How Can My Attorney Defend Against Trade Secret Theft Charges?
A skilled federal criminal defense attorney will defend against charges under 18 U.S.C. 1832 using strategies such as showing the information wasn't legally a trade secret, you were authorized to take the information, or acquired it lawfully, or you lacked the necessary criminal intent.
Common strategies used by Eisner Gorin attorneys to combat trade secret theft charges include, but are not limited to:
- Information is Not a Trade Secret: We argue that the data was publicly known or standard within the industry. Additionally, we examine the company's security measures. If the company did not take reasonable steps to maintain secrecy—such as using non-disclosure agreements, passwords, or keeping documents in public view—the information may not legally qualify as a trade secret.

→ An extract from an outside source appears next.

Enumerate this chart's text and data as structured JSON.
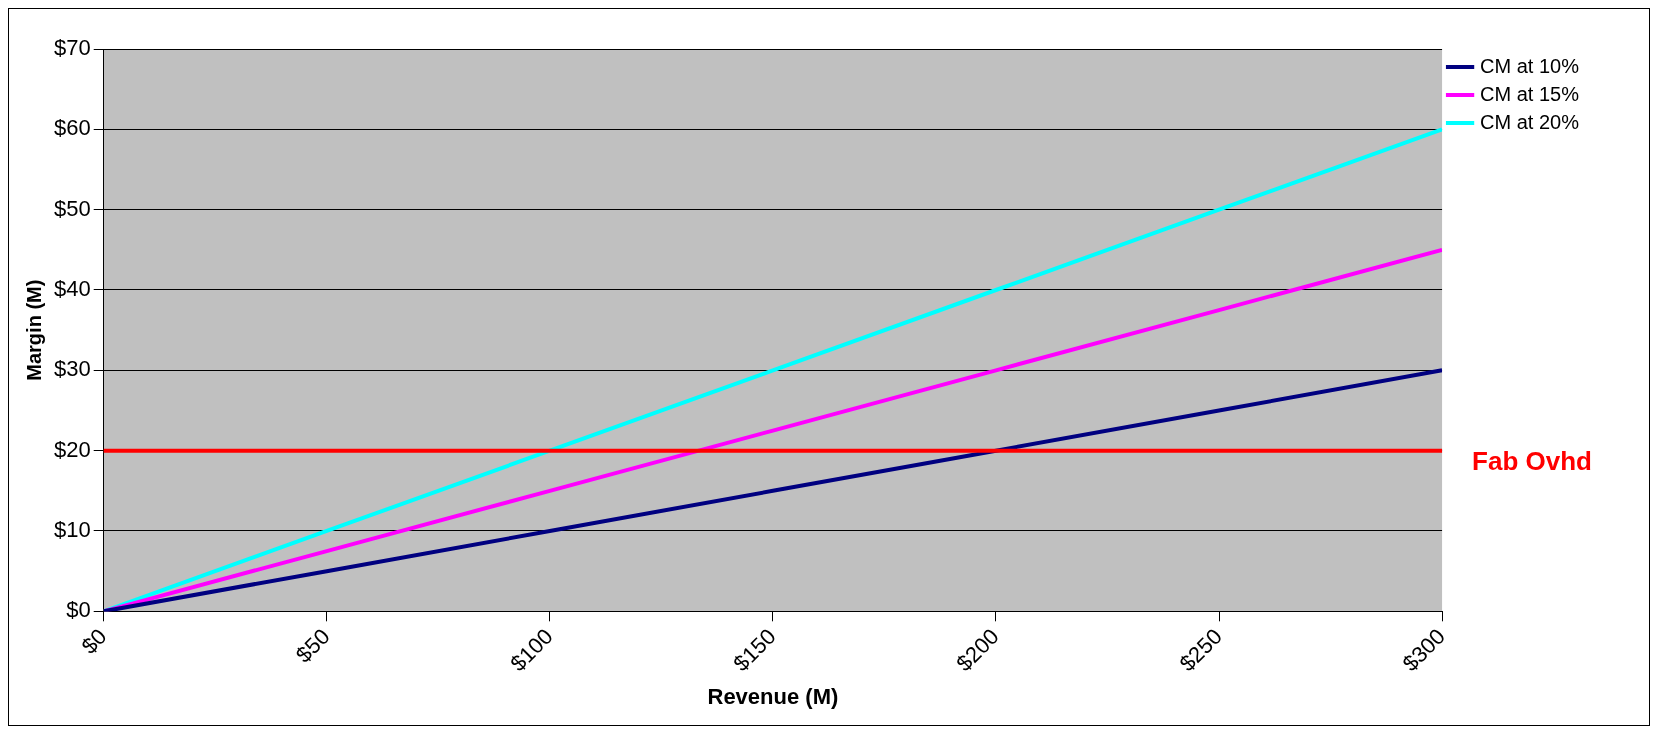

- Lawful Acquisition or Independent Development: If applicable, we show that you developed the information independently using your own skills and knowledge or through reverse engineering.
- Lack of Criminal Intent: We demonstrate that the data was downloaded or copied for legitimate business purposes--for example, maybe you backed up files to work from home or for other legitimate administrative reasons with no intent to harm the owner or benefit a competitor.

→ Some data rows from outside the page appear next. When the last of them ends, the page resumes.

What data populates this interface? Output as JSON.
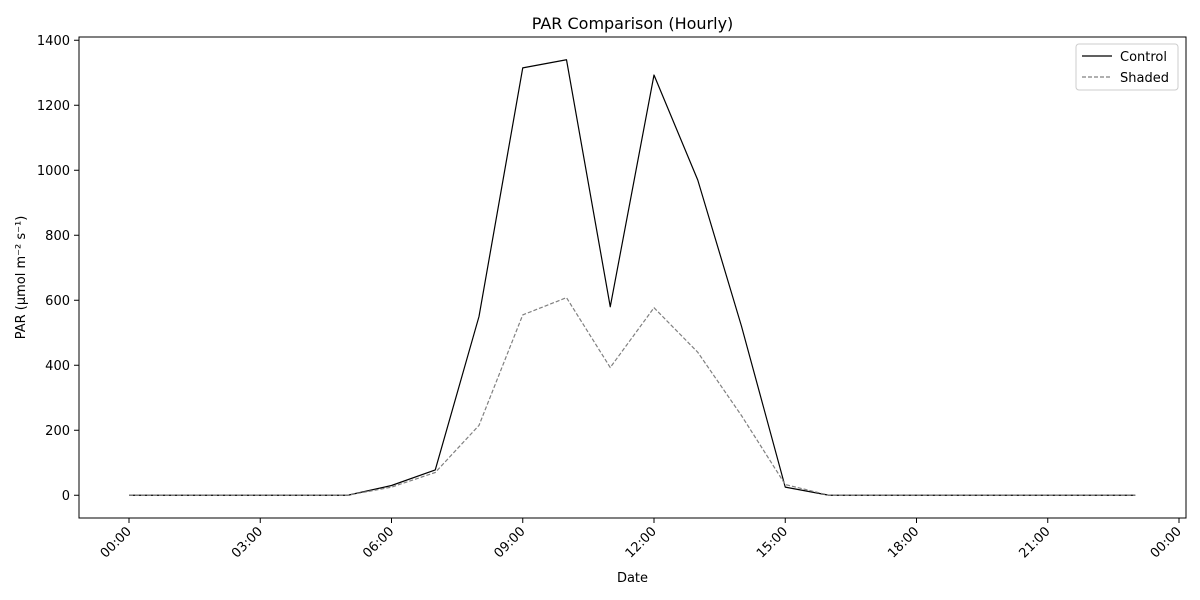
{
  "chart_data": {
    "type": "line",
    "title": "PAR Comparison (Hourly)",
    "xlabel": "Date",
    "ylabel": "PAR (µmol m⁻² s⁻¹)",
    "x": [
      "00:00",
      "01:00",
      "02:00",
      "03:00",
      "04:00",
      "05:00",
      "06:00",
      "07:00",
      "08:00",
      "09:00",
      "10:00",
      "11:00",
      "12:00",
      "13:00",
      "14:00",
      "15:00",
      "16:00",
      "17:00",
      "18:00",
      "19:00",
      "20:00",
      "21:00",
      "22:00",
      "23:00"
    ],
    "xticks": [
      "00:00",
      "03:00",
      "06:00",
      "09:00",
      "12:00",
      "15:00",
      "18:00",
      "21:00",
      "00:00"
    ],
    "yticks": [
      0,
      200,
      400,
      600,
      800,
      1000,
      1200,
      1400
    ],
    "ylim": [
      -70,
      1410
    ],
    "grid": false,
    "legend_position": "top-right",
    "series": [
      {
        "name": "Control",
        "color": "#000000",
        "style": "solid",
        "values": [
          0,
          0,
          0,
          0,
          0,
          0,
          30,
          78,
          550,
          1315,
          1340,
          580,
          1293,
          970,
          520,
          25,
          0,
          0,
          0,
          0,
          0,
          0,
          0,
          0
        ]
      },
      {
        "name": "Shaded",
        "color": "#808080",
        "style": "dashed",
        "values": [
          0,
          0,
          0,
          0,
          0,
          0,
          25,
          70,
          215,
          555,
          608,
          393,
          577,
          440,
          245,
          33,
          0,
          0,
          0,
          0,
          0,
          0,
          0,
          0
        ]
      }
    ]
  }
}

- Authorization: We show that you had explicit or implied consent from the company to access, copy, or possess the specific files in question.
Hypothetical Case Study
To illustrate our defense methods in cases like these, consider the following hypothetical scenario: David is a lead scientist at a prominent technology firm who resigns his position to accept a lucrative position at a competing company.
Shortly before submitting his resignation, he backs up several years of his research folders to a personal cloud storage account. The former employer discovers the data transfer and contacts federal authorities. David is charged with theft of trade secrets under 18 U.S.C. 1832.
Our Defense Strategy
To combat these allegations, our firm structures a comprehensive defense targeting the technical evidence and the element of intent. This includes:
- Obtaining the cloud backup storage logs, communication records, and other forensics, and retaining digital forensics analysts to review the data and records.

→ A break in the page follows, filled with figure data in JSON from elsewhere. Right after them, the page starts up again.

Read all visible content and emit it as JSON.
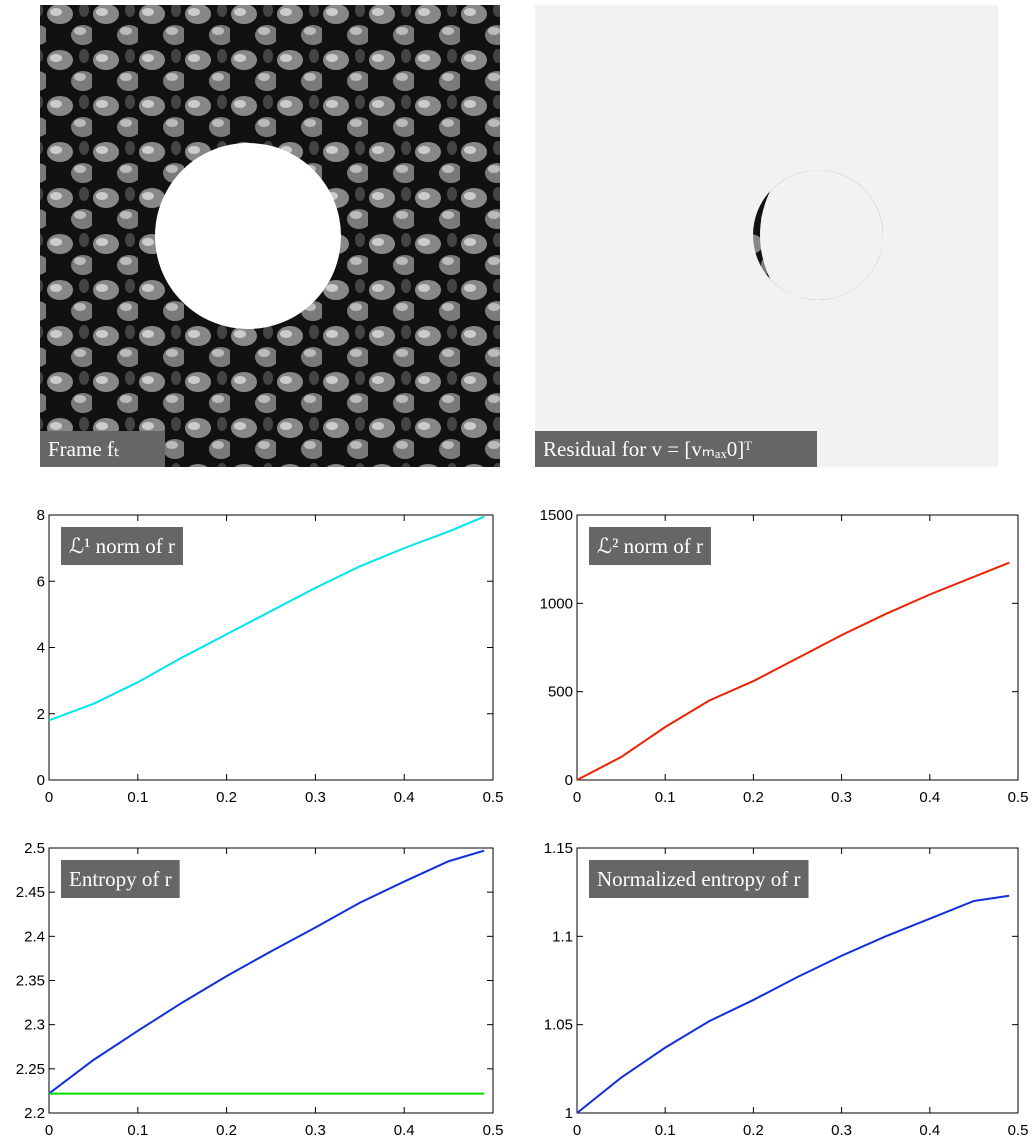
{
  "images": [
    {
      "label": "Frame fₜ"
    },
    {
      "label": "Residual for v = [vₘₐₓ0]ᵀ"
    }
  ],
  "chart_data": [
    {
      "type": "line",
      "annotation": "ℒ¹ norm of r",
      "x": [
        0,
        0.05,
        0.1,
        0.15,
        0.2,
        0.25,
        0.3,
        0.35,
        0.4,
        0.45,
        0.49
      ],
      "series": [
        {
          "color": "#00e5ee",
          "values": [
            1.8,
            2.3,
            2.95,
            3.7,
            4.4,
            5.1,
            5.8,
            6.45,
            7.0,
            7.5,
            7.95
          ]
        }
      ],
      "xlim": [
        0,
        0.5
      ],
      "xticks": [
        0,
        0.1,
        0.2,
        0.3,
        0.4,
        0.5
      ],
      "ylim": [
        0,
        8
      ],
      "yticks": [
        0,
        2,
        4,
        6,
        8
      ]
    },
    {
      "type": "line",
      "annotation": "ℒ² norm of r",
      "x": [
        0,
        0.05,
        0.1,
        0.15,
        0.2,
        0.25,
        0.3,
        0.35,
        0.4,
        0.45,
        0.49
      ],
      "series": [
        {
          "color": "#ee2200",
          "values": [
            0,
            130,
            300,
            450,
            560,
            690,
            820,
            940,
            1050,
            1150,
            1230
          ]
        }
      ],
      "xlim": [
        0,
        0.5
      ],
      "xticks": [
        0,
        0.1,
        0.2,
        0.3,
        0.4,
        0.5
      ],
      "ylim": [
        0,
        1500
      ],
      "yticks": [
        0,
        500,
        1000,
        1500
      ]
    },
    {
      "type": "line",
      "annotation": "Entropy of r",
      "x": [
        0,
        0.05,
        0.1,
        0.15,
        0.2,
        0.25,
        0.3,
        0.35,
        0.4,
        0.45,
        0.49
      ],
      "series": [
        {
          "color": "#1030e0",
          "values": [
            2.222,
            2.26,
            2.293,
            2.325,
            2.355,
            2.383,
            2.41,
            2.438,
            2.462,
            2.485,
            2.497
          ]
        },
        {
          "color": "#00dd00",
          "values": [
            2.222,
            2.222,
            2.222,
            2.222,
            2.222,
            2.222,
            2.222,
            2.222,
            2.222,
            2.222,
            2.222
          ]
        }
      ],
      "xlim": [
        0,
        0.5
      ],
      "xticks": [
        0,
        0.1,
        0.2,
        0.3,
        0.4,
        0.5
      ],
      "ylim": [
        2.2,
        2.5
      ],
      "yticks": [
        2.2,
        2.25,
        2.3,
        2.35,
        2.4,
        2.45,
        2.5
      ]
    },
    {
      "type": "line",
      "annotation": "Normalized entropy of r",
      "x": [
        0,
        0.05,
        0.1,
        0.15,
        0.2,
        0.25,
        0.3,
        0.35,
        0.4,
        0.45,
        0.49
      ],
      "series": [
        {
          "color": "#1030e0",
          "values": [
            1.0,
            1.02,
            1.037,
            1.052,
            1.064,
            1.077,
            1.089,
            1.1,
            1.11,
            1.12,
            1.123
          ]
        }
      ],
      "xlim": [
        0,
        0.5
      ],
      "xticks": [
        0,
        0.1,
        0.2,
        0.3,
        0.4,
        0.5
      ],
      "ylim": [
        1,
        1.15
      ],
      "yticks": [
        1,
        1.05,
        1.1,
        1.15
      ]
    }
  ]
}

- Filing all applicable pre-trial motions to preserve exculpatory evidence and suppress any evidence obtained through illegal search and seizure or through search warrants that lacked probable cause or were too broad in their scope.
- Subjecting the government's forensic timeline to a multi-lawyer review, obtaining multiple internal opinions on the evidence to ensure the strongest defense plan.
The Outcome
In our case review, our analysis reveals that the cloud backup was not the result of a manual, targeted theft. Instead, it was part of an automated, routine synchronization process that had been running on David's computer for over a year.
We also discovered that David never accessed, shared, or utilized the cloud backup after leaving the company, so there was no harm to the owner. Presenting this evidence to the judge and prosecution resulted in a complete dismissal of the charges.
Protect Your Reputation and Your Future
Theft of trade secrets under 18 U.S.C. 1832 is a serious federal offense, one that federal prosecutors pursue aggressively. Not only can the accusation threaten your freedom, but it can also do untold damage to your professional reputation, especially when it comes to positions of trust.
A successful defense against these allegations requires dismantling the government's narrative surrounding intent and the classification of the proprietary data. The complexities of digital evidence and federal statutes demand meticulous analysis and precise execution.
At Eisner Gorin, LLP, our legal team has broad experience with cases like these, and we know how to leverage our expertise to minimize your exposure and the risks to your career and freedom.